Naver Korean dictionary offers this:  술의 품질을 높이기 위하여 밑술에 넣는 술밑이나 술밥. 곡물, 물, 누룩을 혼합하여 만든다.  When I read this, I think "add-ins" in English because you're adding yeast or another ferment (술밑) and/or grains, water, nuruk (doesn't this count as a 술밑?) to raw spirits/liquor (밑술). I don't know much about brewing or distilling alcohol and the jargon used in that field. 
My question is how you would translate 덧술? Does anyone know the actual English jargon used for this in making alcoholic drinks? 
Thanks


----------



## moondeer

I found the answer, from comments on a thread on homebrewtalk.com (in case anyone is interested):
"Another important factor is feeding makgeolli with multiple rounds of cooked glutinous rice after fermentation has really taken off. You start with one nuruk cake and proceed to add batches of cooked glutinous rice after each peak in fermentation has occured. This first addition is called mitsool and all subsequent stages are known as dotsools. Depending on your recipe you have any where from one to four (sometimes even more) dotsools. In each one of these stages, the initial wild microflora found on the nuruk cake is forced to adapt to the increasing amounts of ethyl alcohol and lower pH created by LAB. This is what makes the process sanitary and clean. It's like the multiple feedings in maintaining a sourdough culture and keeps the culture strong and in log growth phase."


----------



## moondeer

Since then I've discovered it's called a "mash," fyi


----------



## CharlesLee

Hello, moondeer.

Korea had about 120 types of alcohol. 밑술 and 술밑 have the same meaning.

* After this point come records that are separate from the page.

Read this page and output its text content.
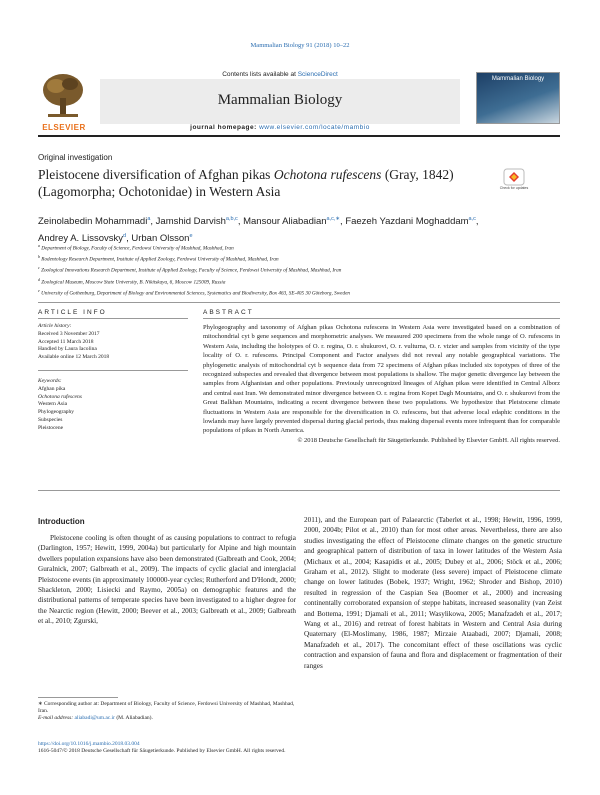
Mammalian Biology 91 (2018) 10–22
ELSEVIER
Contents lists available at ScienceDirect
Mammalian Biology
journal homepage: www.elsevier.com/locate/mambio
Mammalian Biology
Original investigation
Pleistocene diversification of Afghan pikas Ochotona rufescens (Gray, 1842) (Lagomorpha; Ochotonidae) in Western Asia	Check for updates
Zeinolabedin Mohammadi$^a$, Jamshid Darvish$^{a,b,c}$, Mansour Aliabadian$^{a,c,∗}$, Faezeh Yazdani Moghaddam$^{a,c}$, Andrey A. Lissovsky$^d$, Urban Olsson$^e$
$^a$ Department of Biology, Faculty of Science, Ferdowsi University of Mashhad, Mashhad, Iran
$^b$ Rodentology Research Department, Institute of Applied Zoology, Ferdowsi University of Mashhad, Mashhad, Iran
$^c$ Zoological Innovations Research Department, Institute of Applied Zoology, Faculty of Science, Ferdowsi University of Mashhad, Mashhad, Iran
$^d$ Zoological Museum, Moscow State University, B. Nikitskaya, 6, Moscow 125009, Russia
$^e$ University of Gothenburg, Department of Biology and Environmental Sciences, Systematics and Biodiversity, Box 463, SE-405 30 Göteborg, Sweden
ARTICLE INFO	ABSTRACT
Article history:
Received 3 November 2017
Accepted 11 March 2018
Handled by Laura Iacolina
Available online 12 March 2018
Keywords:
Afghan pika
Ochotona rufescens
Western Asia
Phylogeography
Subspecies
Pleistocene

Phylogeography and taxonomy of Afghan pikas Ochotona rufescens in Western Asia were investigated based on a combination of mitochondrial cyt b gene sequences and morphometric analyses. We measured 200 specimens from the whole range of O. rufescens in Western Asia, including the holotypes of O. r. regina, O. r. shukurovi, O. r. vulturna, O. r. vizier and samples from vicinity of the type locality of O. r. rufescens. Principal Component and Factor analyses did not reveal any notable geographical variations. The phylogenetic analysis of mitochondrial cyt b sequence data from 72 specimens of Afghan pikas included six topotypes of three of the recognized subspecies and revealed that divergence between most populations is shallow. The major genetic divergence lay between the samples from Afghanistan and other populations. Previously unrecognized lineages of Afghan pikas were identified in Central Alborz and central east Iran. We demonstrated minor divergence between O. r. regina from Kopet Dagh Mountains, and O. r. shukurovi from the Great Balkhan Mountains, indicating a recent divergence between these two populations. We hypothesize that Pleistocene climate fluctuations in Western Asia are responsible for the diversification in O. rufescens, but that adverse local edaphic conditions in the lowlands may have largely prevented dispersal during glacial periods, thus making dispersal events more infrequent than for comparable populations of pikas in North America.

© 2018 Deutsche Gesellschaft für Säugetierkunde. Published by Elsevier GmbH. All rights reserved.

Introduction

Pleistocene cooling is often thought of as causing populations to contract to refugia (Darlington, 1957; Hewitt, 1999, 2004a) but particularly for Alpine and high mountain dwellers population expansions have also been demonstrated (Galbreath and Cook, 2004; Guralnick, 2007; Galbreath et al., 2009). The impacts of cyclic glacial and interglacial Pleistocene events (in approximately 100000-year cycles; Rutherford and D'Hondt, 2000; Shackleton, 2000; Lisiecki and Raymo, 2005a) on demographic features and the distributional patterns of temperate species have been investigated to a higher degree for the Nearctic region (Hewitt, 2000; Beever et al., 2003; Galbreath et al., 2009; Galbreath et al., 2010; Zgurski,

2011), and the European part of Palaearctic (Taberlet et al., 1998; Hewitt, 1996, 1999, 2000, 2004b; Pilot et al., 2010) than for most other areas. Nevertheless, there are also studies investigating the effect of Pleistocene climate changes on the genetic structure and geographical pattern of distribution of taxa in lower latitudes of the Western Asia (Michaux et al., 2004; Kasapidis et al., 2005; Dubey et al., 2006; Stöck et al., 2006; Graham et al., 2012). Slight to moderate (less severe) impact of Pleistocene climate change on lower latitudes (Bobek, 1937; Wright, 1962; Shroder and Bishop, 2010) resulted in regression of the Caspian Sea (Boomer et al., 2000) and increasing continentally corroborated expansion of steppe habitats, increased seasonality (van Zeist and Bottema, 1991; Djamali et al., 2011; Wasylikowa, 2005; Manafzadeh et al., 2017; Wang et al., 2016) and retreat of forest habitats in Western and Central Asia during Quaternary (El-Moslimany, 1986, 1987; Mirzaie Ataabadi, 2007; Djamali, 2008; Manafzadeh et al., 2017). The concomitant effect of these oscillations was cyclic contraction and expansion of fauna and flora and displacement or fragmentation of their ranges

∗ Corresponding author at: Department of Biology, Faculty of Science, Ferdowsi University of Mashhad, Mashhad, Iran.
E-mail address: aliabadi@um.ac.ir (M. Aliabadian).
https://doi.org/10.1016/j.mambio.2018.03.004
1616-5047/© 2018 Deutsche Gesellschaft für Säugetierkunde. Published by Elsevier GmbH. All rights reserved.
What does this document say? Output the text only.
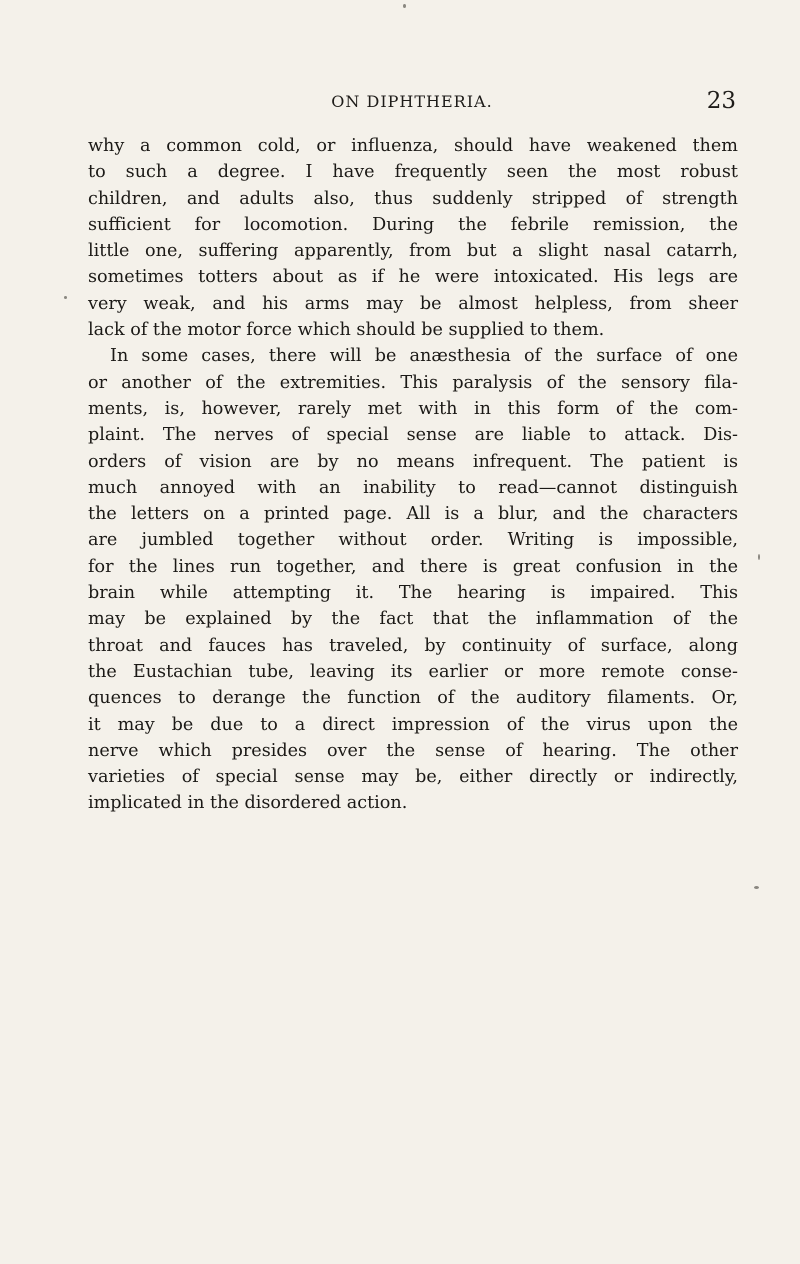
ON DIPHTHERIA.	23
why a common cold, or influenza, should have weakened them
to such a degree. I have frequently seen the most robust
children, and adults also, thus suddenly stripped of strength
sufficient for locomotion. During the febrile remission, the
little one, suffering apparently, from but a slight nasal catarrh,
sometimes totters about as if he were intoxicated. His legs are
very weak, and his arms may be almost helpless, from sheer
lack of the motor force which should be supplied to them.
In some cases, there will be anæsthesia of the surface of one
or another of the extremities. This paralysis of the sensory fila-
ments, is, however, rarely met with in this form of the com-
plaint. The nerves of special sense are liable to attack. Dis-
orders of vision are by no means infrequent. The patient is
much annoyed with an inability to read—cannot distinguish
the letters on a printed page. All is a blur, and the characters
are jumbled together without order. Writing is impossible,
for the lines run together, and there is great confusion in the
brain while attempting it. The hearing is impaired. This
may be explained by the fact that the inflammation of the
throat and fauces has traveled, by continuity of surface, along
the Eustachian tube, leaving its earlier or more remote conse-
quences to derange the function of the auditory filaments. Or,
it may be due to a direct impression of the virus upon the
nerve which presides over the sense of hearing. The other
varieties of special sense may be, either directly or indirectly,
implicated in the disordered action.
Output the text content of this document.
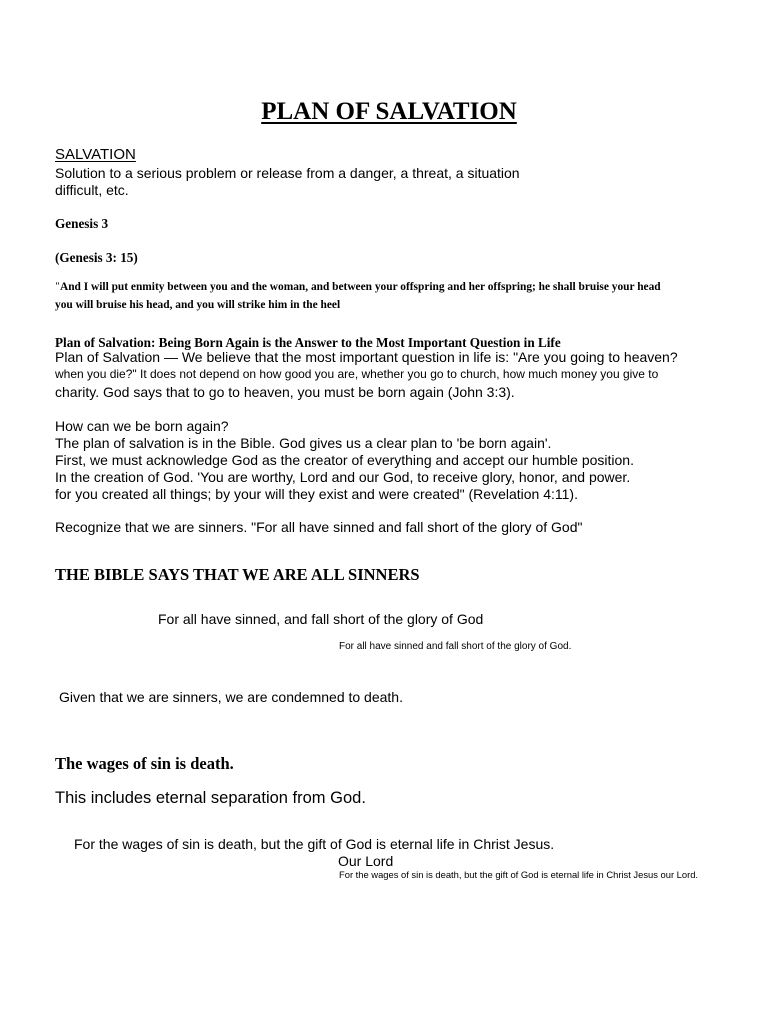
PLAN OF SALVATION
SALVATION
Solution to a serious problem or release from a danger, a threat, a situation
difficult, etc.
Genesis 3
(Genesis 3: 15)
"And I will put enmity between you and the woman, and between your offspring and her offspring; he shall bruise your head
you will bruise his head, and you will strike him in the heel
Plan of Salvation: Being Born Again is the Answer to the Most Important Question in Life
Plan of Salvation — We believe that the most important question in life is: "Are you going to heaven?
when you die?" It does not depend on how good you are, whether you go to church, how much money you give to
charity. God says that to go to heaven, you must be born again (John 3:3).
How can we be born again?
The plan of salvation is in the Bible. God gives us a clear plan to 'be born again'.
First, we must acknowledge God as the creator of everything and accept our humble position.
In the creation of God. 'You are worthy, Lord and our God, to receive glory, honor, and power.
for you created all things; by your will they exist and were created" (Revelation 4:11).
Recognize that we are sinners. "For all have sinned and fall short of the glory of God"
THE BIBLE SAYS THAT WE ARE ALL SINNERS
For all have sinned, and fall short of the glory of God
For all have sinned and fall short of the glory of God.
Given that we are sinners, we are condemned to death.
The wages of sin is death.
This includes eternal separation from God.
For the wages of sin is death, but the gift of God is eternal life in Christ Jesus.
Our Lord
For the wages of sin is death, but the gift of God is eternal life in Christ Jesus our Lord.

When 밑술 is made, and again the same process goes with the 밑술. Then that becomes 덧술.

First process = 밑술 or 술밑

Second process = 덧술

The quality of alcohol can get better with 덧술 process.

I found out 덧술 process can be different from other alcohol. Sometimes waiting for 72 hours or 24 hours.

It depends on which alcohol you want to make. The purpose of 덧술 is to make alcohol degree.

P.S. Tokki soju is made by an American and you can taste in New York and South Korea.


----------



## CharlesLee

Hello, moondeer

In the link, there is one recipe of alcohol called 삼해주.

덧술 is different from usage of material that could be 멥쌀, 찹쌀, 밀가루.

She used 밀가루(flour), and 멥쌀. She has been designated as intangible cultural asset.

She used 밑술, 중밑술,and 덧술. In the video, 덧술담그기 process is shown.

I'm not a professional person, but I'm Junior sommelier. It's really hard to explain about 덧술 for me.

I hope the video could help you.


----------